Einige beherrschen die Kunst des Gastgebens mühelos: Sie laden Gäste ein, zaubern ein köstliches Dinner und sorgen für einen entspannten und unterhaltsamen Abend. Wie genau sie das schaffen, haben wir drei Gastgeberinnen und Gastgeber gefragt, die es wissen müssen. Denn zum Glück braucht es kein Naturtalent, um den perfekten Weihnachtsabend zu gestalten. Eine gute Vorbereitung ist schon die halbe Miete, und selbst Profis greifen bei Bedarf gerne zur altbewährten Flasche Schnaps.

 

Ilona Scholl – Tulus Lotrek

Ilona Scholl führt gemeinsam mit ihrem Lebenspartner und Küchenchef Max Strohe das Berliner Restaurant »Tulus Lotrek«. Seit 2017 mit einem Michelin-Stern ausgezeichnet, ist das Restaurant berühmt für seine herausragende kulinarische Qualität. Scholl und ihr Team wurden bereits mehrfach für ihre Gastgeberqualitäten ausgezeichnet. Sie beherrscht es so meisterlich wie kaum jemand sonst, ihren Gästen vom ersten Moment an ein absolutes Wohlfühlerlebnis zu vermitteln.

»Eine exzellente Gastgeberin zu sein, bedeutet in erster Linie genug Kapazitäten, Kraft und Aufmerksamkeit für all meine Gäste zu haben. Im Idealfall versetze ich sie in einen Zustand, in dem sie sich bestmöglich auf das Genusserlebnis einlassen können. Es ist eine Herausforderung, sicherzustellen, dass jeder sich gesehen und gehört fühlt, und alle Bedürfnisse erfüllt werden. Im privaten Rahmen ist eine gute Vorbereitung essenziell, damit der Abend reibungslos verläuft. Wichtig ist, etwas zu kochen, das man kennt, damit da nichts schiefgehen kann. Das Entscheidendste ist aber die Empfangssituation. Ein Glas Sekt hilft immer zu Beginn. Man macht sich zudem am besten im Vorfeld Gedanken, wie kommen die Gäste an, wo kommen die Jacken hin, wie übermittle ich relevante Information, wie, wo das Badezimmer ist. Vielleicht läuft, wie bei uns im Tulus Lotrek, eine tolle Playlist, wir haben auch gestärkte Servietten, schönes Geschirr, Besteck, Speisekarten aus hochwertigem Papier und wenn wir die Namen der Gäste kennen, schreiben wir sie auf Tischkärtchen.

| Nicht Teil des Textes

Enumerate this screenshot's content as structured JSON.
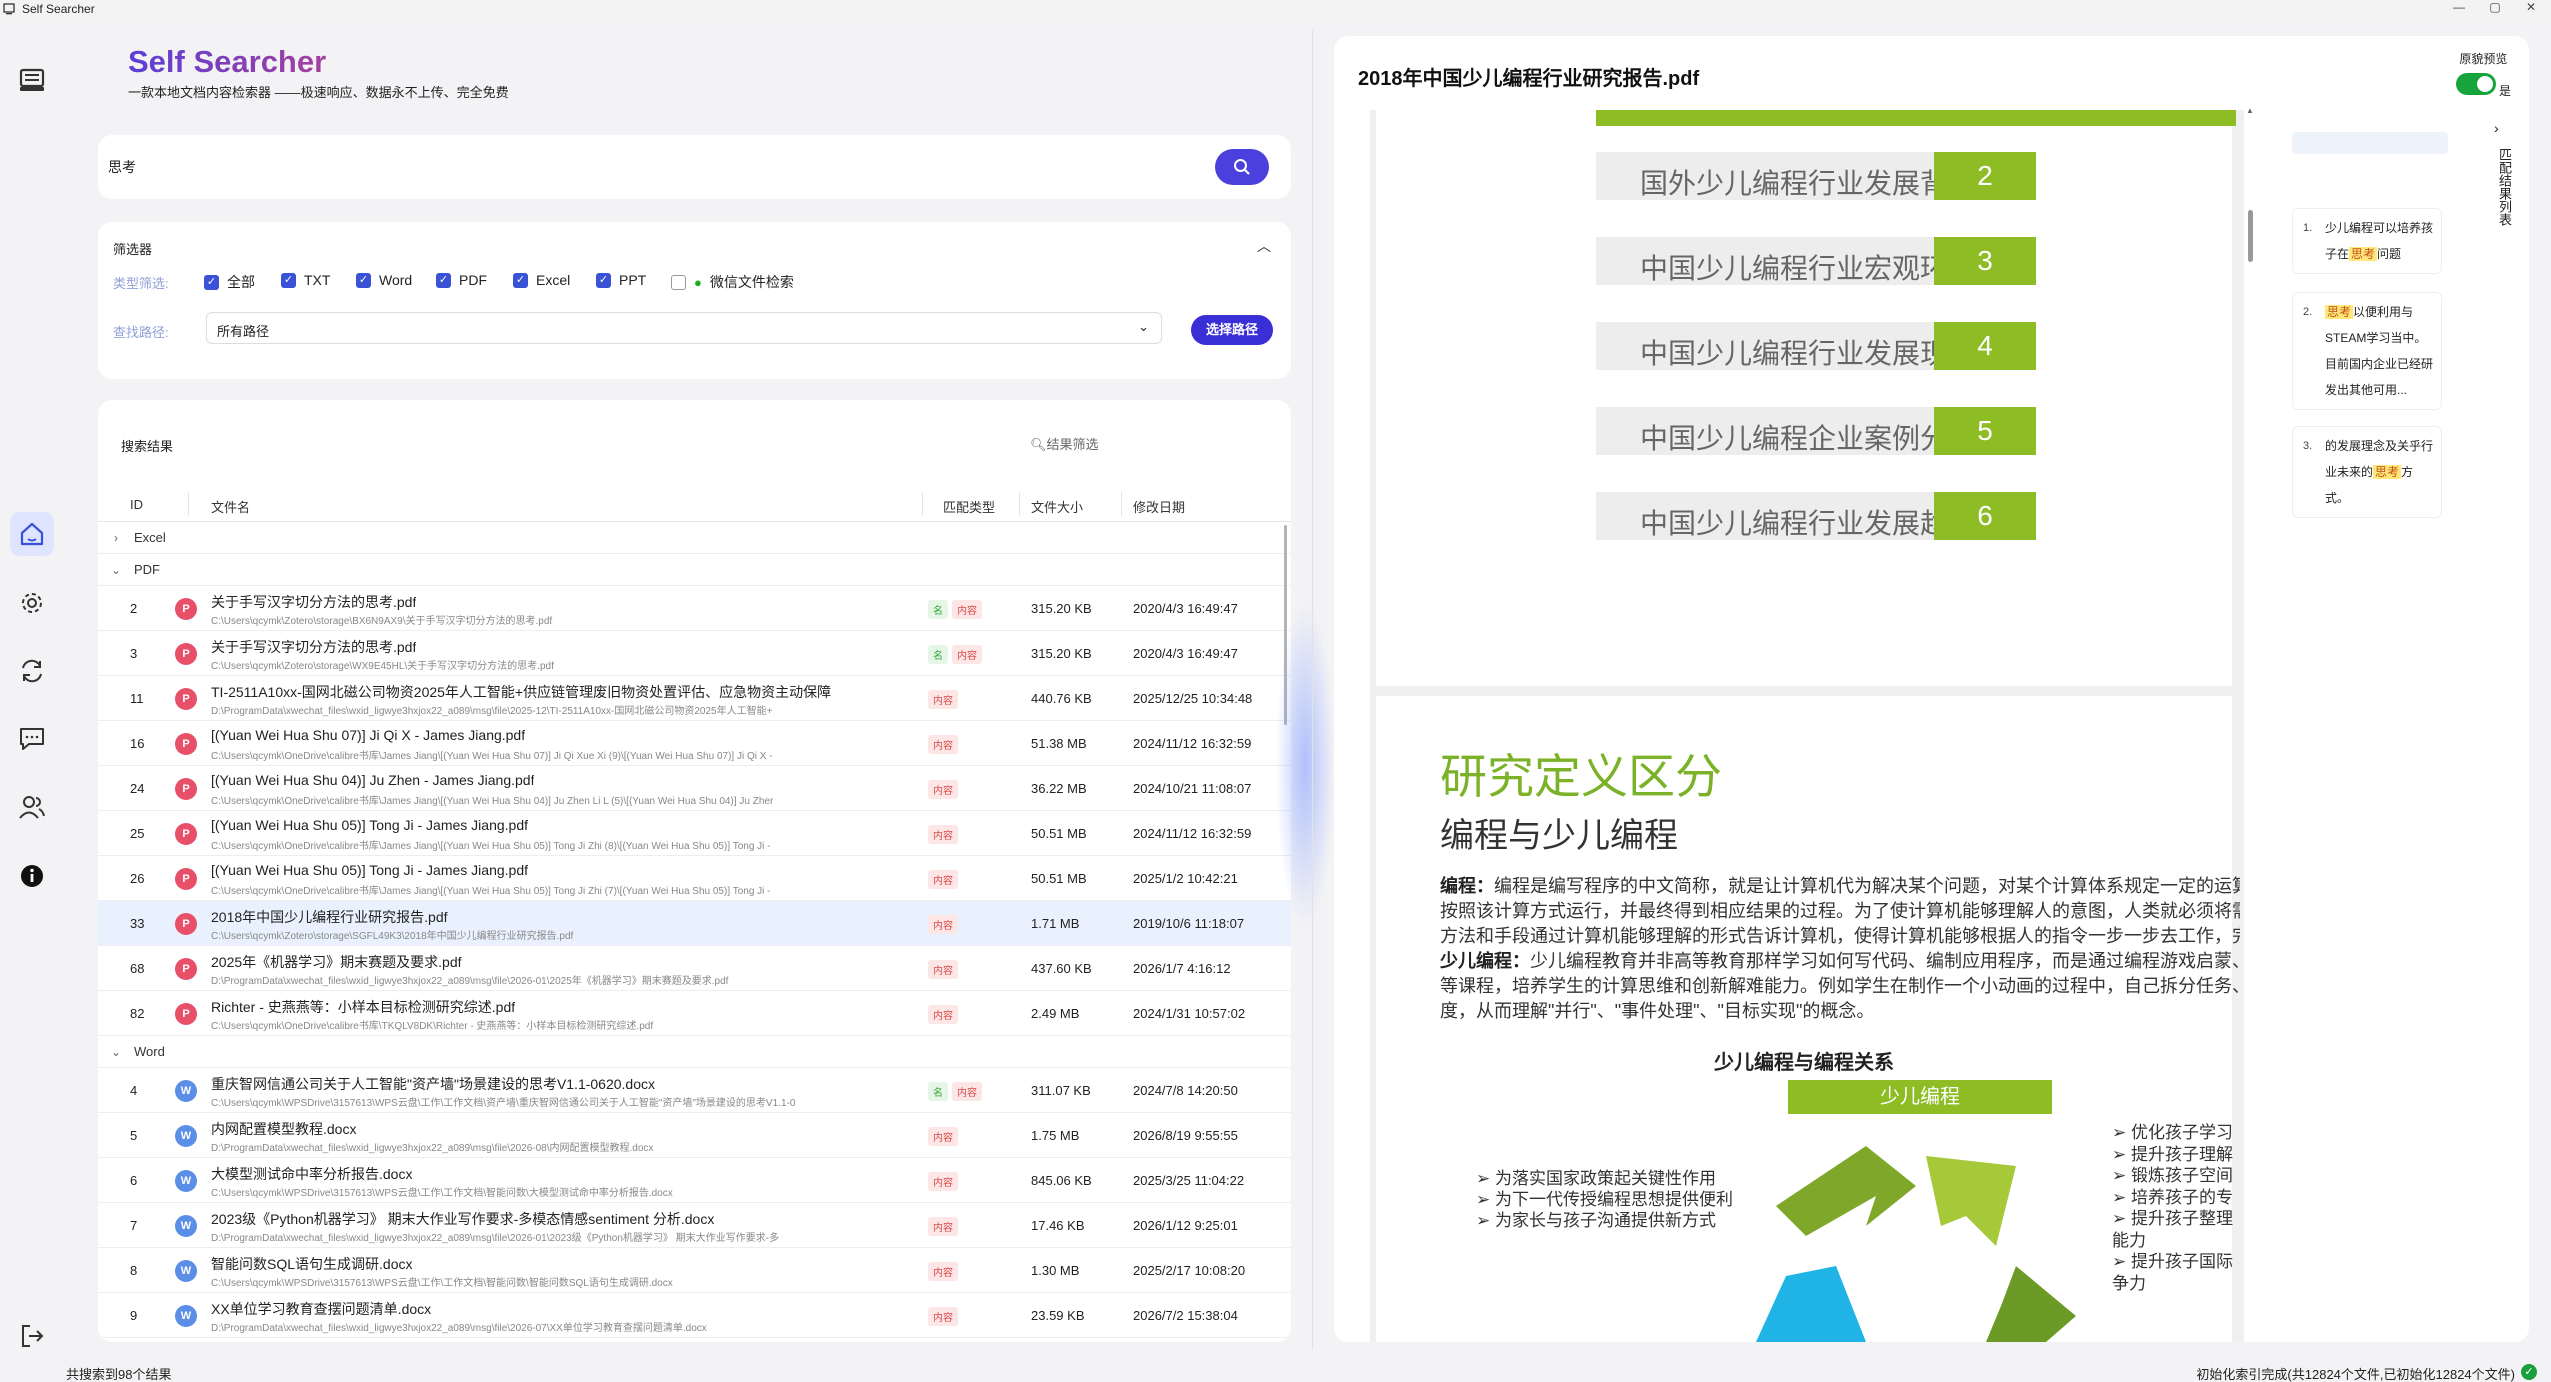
{
  "window": {
    "title": "Self Searcher",
    "controls": [
      "—",
      "▢",
      "✕"
    ]
  },
  "brand": {
    "name": "Self Searcher",
    "slogan": "一款本地文档内容检索器 ——极速响应、数据永不上传、完全免费"
  },
  "search": {
    "value": "思考"
  },
  "filter": {
    "title": "筛选器",
    "type_label": "类型筛选:",
    "types": [
      {
        "label": "全部",
        "checked": true
      },
      {
        "label": "TXT",
        "checked": true
      },
      {
        "label": "Word",
        "checked": true
      },
      {
        "label": "PDF",
        "checked": true
      },
      {
        "label": "Excel",
        "checked": true
      },
      {
        "label": "PPT",
        "checked": true
      },
      {
        "label": "微信文件检索",
        "checked": false
      }
    ],
    "path_label": "查找路径:",
    "path_value": "所有路径",
    "path_button": "选择路径"
  },
  "results": {
    "title": "搜索结果",
    "filter_placeholder": "结果筛选",
    "columns": {
      "id": "ID",
      "name": "文件名",
      "match": "匹配类型",
      "size": "文件大小",
      "date": "修改日期"
    },
    "groups": [
      {
        "name": "Excel",
        "expanded": false,
        "rows": []
      },
      {
        "name": "PDF",
        "expanded": true,
        "avatar": "P",
        "color": "#e8506a",
        "rows": [
          {
            "id": "2",
            "name": "关于手写汉字切分方法的思考.pdf",
            "path": "C:\\Users\\qcymk\\Zotero\\storage\\BX6N9AX9\\关于手写汉字切分方法的思考.pdf",
            "tags": [
              "名",
              "内容"
            ],
            "size": "315.20 KB",
            "date": "2020/4/3 16:49:47"
          },
          {
            "id": "3",
            "name": "关于手写汉字切分方法的思考.pdf",
            "path": "C:\\Users\\qcymk\\Zotero\\storage\\WX9E45HL\\关于手写汉字切分方法的思考.pdf",
            "tags": [
              "名",
              "内容"
            ],
            "size": "315.20 KB",
            "date": "2020/4/3 16:49:47"
          },
          {
            "id": "11",
            "name": "TI-2511A10xx-国网北磁公司物资2025年人工智能+供应链管理废旧物资处置评估、应急物资主动保障",
            "path": "D:\\ProgramData\\xwechat_files\\wxid_ligwye3hxjox22_a089\\msg\\file\\2025-12\\TI-2511A10xx-国网北磁公司物资2025年人工智能+",
            "tags": [
              "内容"
            ],
            "size": "440.76 KB",
            "date": "2025/12/25 10:34:48"
          },
          {
            "id": "16",
            "name": "[(Yuan Wei Hua Shu 07)] Ji Qi X - James Jiang.pdf",
            "path": "C:\\Users\\qcymk\\OneDrive\\calibre书库\\James Jiang\\[(Yuan Wei Hua Shu 07)] Ji Qi Xue Xi (9)\\[(Yuan Wei Hua Shu 07)] Ji Qi X -",
            "tags": [
              "内容"
            ],
            "size": "51.38 MB",
            "date": "2024/11/12 16:32:59"
          },
          {
            "id": "24",
            "name": "[(Yuan Wei Hua Shu 04)] Ju Zhen - James Jiang.pdf",
            "path": "C:\\Users\\qcymk\\OneDrive\\calibre书库\\James Jiang\\[(Yuan Wei Hua Shu 04)] Ju Zhen Li L (5)\\[(Yuan Wei Hua Shu 04)] Ju Zher",
            "tags": [
              "内容"
            ],
            "size": "36.22 MB",
            "date": "2024/10/21 11:08:07"
          },
          {
            "id": "25",
            "name": "[(Yuan Wei Hua Shu 05)] Tong Ji - James Jiang.pdf",
            "path": "C:\\Users\\qcymk\\OneDrive\\calibre书库\\James Jiang\\[(Yuan Wei Hua Shu 05)] Tong Ji Zhi (8)\\[(Yuan Wei Hua Shu 05)] Tong Ji -",
            "tags": [
              "内容"
            ],
            "size": "50.51 MB",
            "date": "2024/11/12 16:32:59"
          },
          {
            "id": "26",
            "name": "[(Yuan Wei Hua Shu 05)] Tong Ji - James Jiang.pdf",
            "path": "C:\\Users\\qcymk\\OneDrive\\calibre书库\\James Jiang\\[(Yuan Wei Hua Shu 05)] Tong Ji Zhi (7)\\[(Yuan Wei Hua Shu 05)] Tong Ji -",
            "tags": [
              "内容"
            ],
            "size": "50.51 MB",
            "date": "2025/1/2 10:42:21"
          },
          {
            "id": "33",
            "name": "2018年中国少儿编程行业研究报告.pdf",
            "path": "C:\\Users\\qcymk\\Zotero\\storage\\SGFL49K3\\2018年中国少儿编程行业研究报告.pdf",
            "tags": [
              "内容"
            ],
            "size": "1.71 MB",
            "date": "2019/10/6 11:18:07",
            "selected": true
          },
          {
            "id": "68",
            "name": "2025年《机器学习》期末赛题及要求.pdf",
            "path": "D:\\ProgramData\\xwechat_files\\wxid_ligwye3hxjox22_a089\\msg\\file\\2026-01\\2025年《机器学习》期末赛题及要求.pdf",
            "tags": [
              "内容"
            ],
            "size": "437.60 KB",
            "date": "2026/1/7 4:16:12"
          },
          {
            "id": "82",
            "name": "Richter - 史燕燕等：小样本目标检测研究综述.pdf",
            "path": "C:\\Users\\qcymk\\OneDrive\\calibre书库\\TKQLV8DK\\Richter - 史燕燕等：小样本目标检测研究综述.pdf",
            "tags": [
              "内容"
            ],
            "size": "2.49 MB",
            "date": "2024/1/31 10:57:02"
          }
        ]
      },
      {
        "name": "Word",
        "expanded": true,
        "avatar": "W",
        "color": "#5b8ee6",
        "rows": [
          {
            "id": "4",
            "name": "重庆智网信通公司关于人工智能\"资产墙\"场景建设的思考V1.1-0620.docx",
            "path": "C:\\Users\\qcymk\\WPSDrive\\3157613\\WPS云盘\\工作\\工作文档\\资产墙\\重庆智网信通公司关于人工智能\"资产墙\"场景建设的思考V1.1-0",
            "tags": [
              "名",
              "内容"
            ],
            "size": "311.07 KB",
            "date": "2024/7/8 14:20:50"
          },
          {
            "id": "5",
            "name": "内网配置模型教程.docx",
            "path": "D:\\ProgramData\\xwechat_files\\wxid_ligwye3hxjox22_a089\\msg\\file\\2026-08\\内网配置模型教程.docx",
            "tags": [
              "内容"
            ],
            "size": "1.75 MB",
            "date": "2026/8/19 9:55:55"
          },
          {
            "id": "6",
            "name": "大模型测试命中率分析报告.docx",
            "path": "C:\\Users\\qcymk\\WPSDrive\\3157613\\WPS云盘\\工作\\工作文档\\智能问数\\大模型测试命中率分析报告.docx",
            "tags": [
              "内容"
            ],
            "size": "845.06 KB",
            "date": "2025/3/25 11:04:22"
          },
          {
            "id": "7",
            "name": "2023级《Python机器学习》 期末大作业写作要求-多模态情感sentiment 分析.docx",
            "path": "D:\\ProgramData\\xwechat_files\\wxid_ligwye3hxjox22_a089\\msg\\file\\2026-01\\2023级《Python机器学习》 期末大作业写作要求-多",
            "tags": [
              "内容"
            ],
            "size": "17.46 KB",
            "date": "2026/1/12 9:25:01"
          },
          {
            "id": "8",
            "name": "智能问数SQL语句生成调研.docx",
            "path": "C:\\Users\\qcymk\\WPSDrive\\3157613\\WPS云盘\\工作\\工作文档\\智能问数\\智能问数SQL语句生成调研.docx",
            "tags": [
              "内容"
            ],
            "size": "1.30 MB",
            "date": "2025/2/17 10:08:20"
          },
          {
            "id": "9",
            "name": "XX单位学习教育查摆问题清单.docx",
            "path": "D:\\ProgramData\\xwechat_files\\wxid_ligwye3hxjox22_a089\\msg\\file\\2026-07\\XX单位学习教育查摆问题清单.docx",
            "tags": [
              "内容"
            ],
            "size": "23.59 KB",
            "date": "2026/7/2 15:38:04"
          }
        ]
      }
    ]
  },
  "preview": {
    "title": "2018年中国少儿编程行业研究报告.pdf",
    "toggle_label": "原貌预览",
    "toggle_value": "是",
    "toc": [
      {
        "text": "国外少儿编程行业发展背景",
        "num": "2"
      },
      {
        "text": "中国少儿编程行业宏观环境分析",
        "num": "3"
      },
      {
        "text": "中国少儿编程行业发展现状",
        "num": "4"
      },
      {
        "text": "中国少儿编程企业案例分析",
        "num": "5"
      },
      {
        "text": "中国少儿编程行业发展趋势",
        "num": "6"
      }
    ],
    "section_title": "研究定义区分",
    "section_subtitle": "编程与少儿编程",
    "para1_term": "编程：",
    "para1": [
      "编程是编写程序的中文简称，就是让计算机代为解决某个问题，对某个计算体系规定一定的运算",
      "按照该计算方式运行，并最终得到相应结果的过程。为了使计算机能够理解人的意图，人类就必须将需",
      "方法和手段通过计算机能够理解的形式告诉计算机，使得计算机能够根据人的指令一步一步去工作，完"
    ],
    "para2_term": "少儿编程：",
    "para2": [
      "少儿编程教育并非高等教育那样学习如何写代码、编制应用程序，而是通过编程游戏启蒙、",
      "等课程，培养学生的计算思维和创新解难能力。例如学生在制作一个小动画的过程中，自己拆分任务、",
      "度，从而理解\"并行\"、\"事件处理\"、\"目标实现\"的概念。"
    ],
    "diagram_title": "少儿编程与编程关系",
    "diagram_box": "少儿编程",
    "left_points": [
      "为落实国家政策起关键性作用",
      "为下一代传授编程思想提供便利",
      "为家长与孩子沟通提供新方式"
    ],
    "right_points": [
      "优化孩子学习",
      "提升孩子理解",
      "锻炼孩子空间",
      "培养孩子的专",
      "提升孩子整理",
      "能力",
      "提升孩子国际",
      "争力"
    ]
  },
  "matches": {
    "title": "匹配结果列表",
    "items": [
      {
        "num": "1.",
        "before": "少儿编程可以培养孩子在",
        "hit": "思考",
        "after": "问题"
      },
      {
        "num": "2.",
        "before": "",
        "hit": "思考",
        "after": "以便利用与STEAM学习当中。目前国内企业已经研发出其他可用..."
      },
      {
        "num": "3.",
        "before": "的发展理念及关乎行业未来的",
        "hit": "思考",
        "after": "方式。"
      }
    ]
  },
  "status": {
    "left": "共搜索到98个结果",
    "right": "初始化索引完成(共12824个文件,已初始化12824个文件)"
  }
}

Es sind die kleinen Gesten, die den Abend unbewusst beeinflussen. Da geht es um Zuwendung, um Wärme, Witz, Charme und Kenntnisreichtum. Ein guter Gastgeber oder eine gute Gastgeberin ist immer eine Person, die genau weiß, was sie tut und den Gästen zugewandt ist. Er oder sie bekommt mit, wenn jemand unbequem sitzt oder lieber über Eck sitzen möchte, eine Weinbegleitung nimmt, die ihm aber nicht gefällt und zu höflich ist, das zu sagen.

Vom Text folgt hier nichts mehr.